With these words she shut her fan so abruptly, that it snapped loudly, and tripped on.
Ulrich shrugged his shoulders, then turned to the porter more courteously, and this time succeeded in his purpose; for the artist Coello’s body-servant came out of the treasury, and willingly announced him to his master, who now, as court-artist, occupied Moor’s quarters.
Ulrich followed the friendly Pablo into the palace, where every step he mounted reminded him of his old master and former days.
When he at last stood in the anteroom, and the odor of the fresh oil-colors, which were being ground in an adjoining room, reached his nostrils, he inhaled it no less eagerly than, an hour before, he had breathed the fresh air, of which he had been so long deprived.
What reception could he expect? The court-artist might easily shrink from coming in contact with the pupil of Moor, who had now lost the sovereign’s favor. Coello was a very different man from the Master, a child of the moment, varying every day. Sometimes haughty and repellent, on other occasions a gay, merry companion, who had jested with his own children and Ulrich also, as if all were on the same footing. If today ....But Ulrich did not have much time for such reflections; a few minutes after Pablo left, the door was torn open, and the whole Coello family rushed joyously to meet him; Isabella first. Sanchez followed close behind her, then came the artist, next his stout, clumsy wife, whom Ulrich had rarely seen, because she usually spent the whole day lying on a couch with her lap-dog. Last of all appeared the duenna Catalina, a would-be sweet smile hovering around her lips.
The reception given him by the others was all the more joyous and cordial.
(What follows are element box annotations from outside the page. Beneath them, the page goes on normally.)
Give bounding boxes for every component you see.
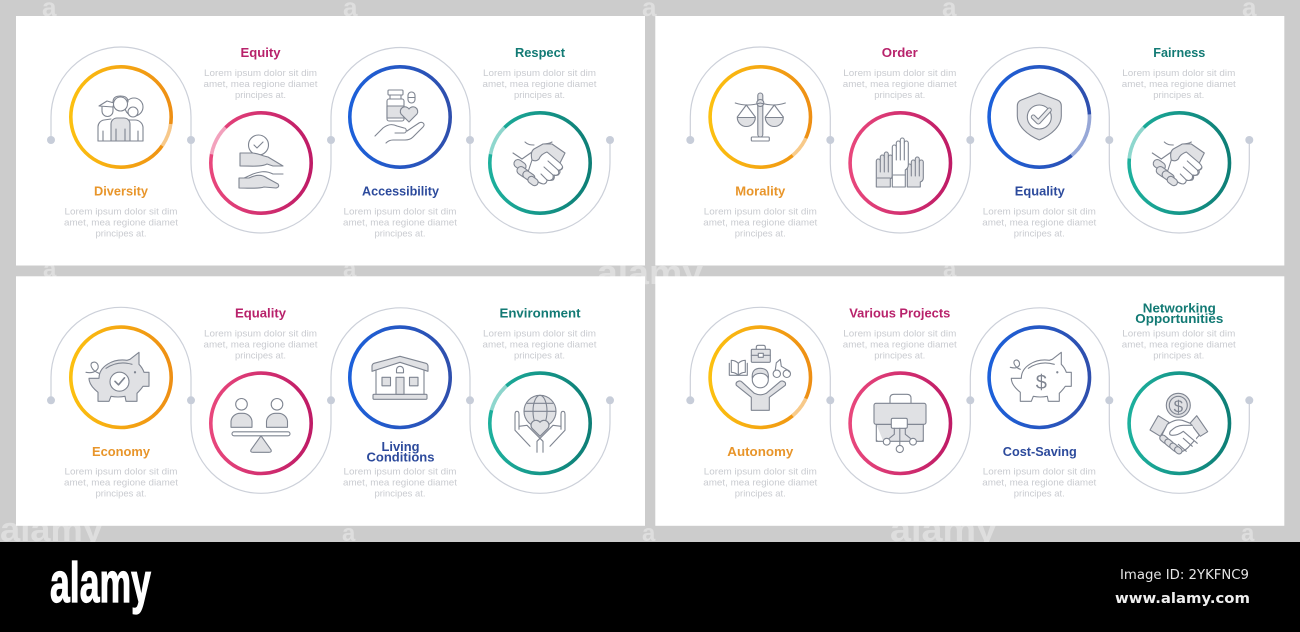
description: principes at. [735,228,786,239]
icon: handshake [512,142,565,187]
description [482,328,597,361]
description [1122,68,1236,101]
description [843,328,957,361]
title: Diversity [94,184,149,199]
icon: piggy bank with check [86,352,149,401]
description: amet, mea regione diamet [204,79,318,90]
icon: raised hands [876,138,923,187]
title: Various Projects [849,305,950,320]
watermark marks: a [43,256,57,283]
step: Autonomy [703,327,818,500]
description: Lorem ipsum dolor sit dim [983,467,1096,478]
description: Lorem ipsum dolor sit dim [204,68,317,79]
title: Respect [515,45,566,60]
panel: Economy, Equality, Living Conditions, Environment [16,276,645,526]
description: amet, mea regione diamet [843,79,957,90]
icon: briefcase with network nodes [874,394,926,453]
description: amet, mea regione diamet [482,79,597,90]
connector line [686,307,1253,493]
description [1122,328,1236,361]
icon: handshake with coin: $ [1174,397,1184,416]
title: Equality [1015,184,1066,199]
connector line [686,47,1253,233]
description: amet, mea regione diamet [482,339,597,350]
description: amet, mea regione diamet [343,478,457,489]
title: Living [382,439,420,454]
description: principes at. [874,350,925,361]
description: amet, mea regione diamet [64,478,178,489]
description: principes at. [1153,90,1204,101]
description: Lorem ipsum dolor sit dim [843,68,956,79]
description: principes at. [514,350,565,361]
icon: two people on seesaw [231,398,290,452]
description: principes at. [374,489,426,500]
description [982,467,1097,500]
description: principes at. [735,489,786,500]
title: Fairness [1153,45,1205,60]
title: Order [882,45,918,60]
title: Accessibility [362,184,440,199]
icon: house [372,356,428,399]
icon: hands with check [239,135,283,188]
panel: Diversity, Equity, Accessibility, Respect [16,16,645,266]
image id: Image ID: 2YKFNC9 [1120,567,1249,583]
title: Equality [235,305,287,320]
step: Living Conditions [343,327,457,500]
description: principes at. [514,90,565,101]
description: Lorem ipsum dolor sit dim [204,328,317,339]
description: principes at. [874,90,925,101]
step: Environment [482,305,597,474]
title: Autonomy [727,444,794,459]
description: amet, mea regione diamet [982,478,1097,489]
description: amet, mea regione diamet [703,478,818,489]
title: Equity [240,45,281,60]
description: amet, mea regione diamet [703,217,818,228]
description: Lorem ipsum dolor sit dim [704,467,817,478]
icon: piggy bank with dollar [1010,352,1071,401]
step: Cost-Saving [982,327,1097,500]
icon: balance scale [735,93,785,141]
watermark marks: alamy [890,511,997,549]
description: amet, mea regione diamet [64,217,178,228]
watermark marks: a [343,256,357,283]
description: Lorem ipsum dolor sit dim [344,467,457,478]
title: Cost-Saving [1003,444,1077,459]
description [703,467,818,500]
watermark marks: a [943,256,957,283]
description [64,467,178,500]
watermark marks: a [342,520,356,547]
description: principes at. [1014,489,1065,500]
step: Equity [204,45,318,213]
description: amet, mea regione diamet [343,217,457,228]
title: Networking [1143,300,1216,315]
footer bar [0,542,1300,632]
description: principes at. [374,228,426,239]
description [204,68,318,101]
description [343,206,457,239]
description: Lorem ipsum dolor sit dim [483,328,596,339]
description: amet, mea regione diamet [1122,339,1236,350]
description [204,328,318,361]
description: principes at. [235,350,286,361]
description: amet, mea regione diamet [1122,79,1236,90]
icon: globe and heart in hands [515,395,565,452]
title [366,439,434,464]
description: Lorem ipsum dolor sit dim [64,467,178,478]
title: Opportunities [1135,311,1223,326]
panel: Autonomy, Various Projects, Cost-Saving, Networking Opportunities [655,276,1284,526]
connector line [47,307,614,493]
description: principes at. [96,228,146,239]
watermark marks: alamy [0,511,103,549]
description: Lorem ipsum dolor sit dim [704,206,817,217]
connector line [47,47,614,233]
step: Order [843,45,957,213]
watermark marks: a [1241,520,1255,547]
icon: handshake with coin [1150,393,1208,455]
step: Diversity [64,67,178,239]
watermark marks: alamy [597,254,703,292]
description: Lorem ipsum dolor sit dim [344,206,457,217]
description: amet, mea regione diamet [204,339,318,350]
icon: handshake [1152,142,1204,187]
website: www.alamy.com [1115,591,1250,607]
icon: piggy bank with dollar: $ [1036,372,1047,394]
description: Lorem ipsum dolor sit dim [1122,68,1235,79]
title: Economy [92,444,151,459]
icon: shield with check [1017,93,1061,140]
description: Lorem ipsum dolor sit dim [483,68,596,79]
description: Lorem ipsum dolor sit dim [843,328,956,339]
title: Conditions [366,449,434,464]
description: Lorem ipsum dolor sit dim [64,206,178,217]
description [343,467,457,500]
step: Equality [982,67,1097,239]
description: Lorem ipsum dolor sit dim [983,206,1096,217]
title: Environment [500,305,581,320]
icon: three people [98,96,143,141]
icon: medicine in hand [375,90,424,143]
step: Various Projects [843,305,957,474]
description: amet, mea regione diamet [982,217,1097,228]
step: Respect [482,45,597,213]
description: principes at. [1153,350,1204,361]
description: Lorem ipsum dolor sit dim [1122,328,1235,339]
description: principes at. [235,90,286,101]
description: principes at. [96,489,146,500]
description [64,206,178,239]
step: Economy [64,327,178,500]
description: amet, mea regione diamet [843,339,957,350]
description [843,68,957,101]
title: Morality [735,184,786,199]
step: Networking Opportunities [1122,300,1236,474]
description [482,68,597,101]
description [703,206,818,239]
step: Morality [703,67,818,239]
title [1135,300,1223,326]
step: Fairness [1122,45,1236,213]
step: Equality [204,305,318,474]
description [982,206,1097,239]
panel: Morality, Order, Equality, Fairness [655,16,1284,266]
description: principes at. [1014,228,1065,239]
logo: alamy [50,551,151,615]
watermark marks: a [642,520,656,547]
step: Accessibility [343,67,457,239]
icon: person with briefcase, book and skate [729,345,790,410]
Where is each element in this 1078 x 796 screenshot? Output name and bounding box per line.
Isabella laid her hands on his arm, as if she wanted to feel that it was really he; and yet, when she looked at him more closely, she shook her head as if there was something strange in his appearance. Sanchez embraced him, whirling him round and round, Coello shook hands, murmuring many kind words, and the mother turned to the duenna, exclaiming:
“Holy Virgin! what has happened to the pretty boy? How famished he looks! Go to the kitchen instantly, Catalina, and tell Diego to bring him food—food and drink.”
At last they all pulled and pushed him into the sitting-room, where the mother immediately threw herself on the couch again; then the others questioned him, making him tell them how he had fared, whence he came, and many other particulars.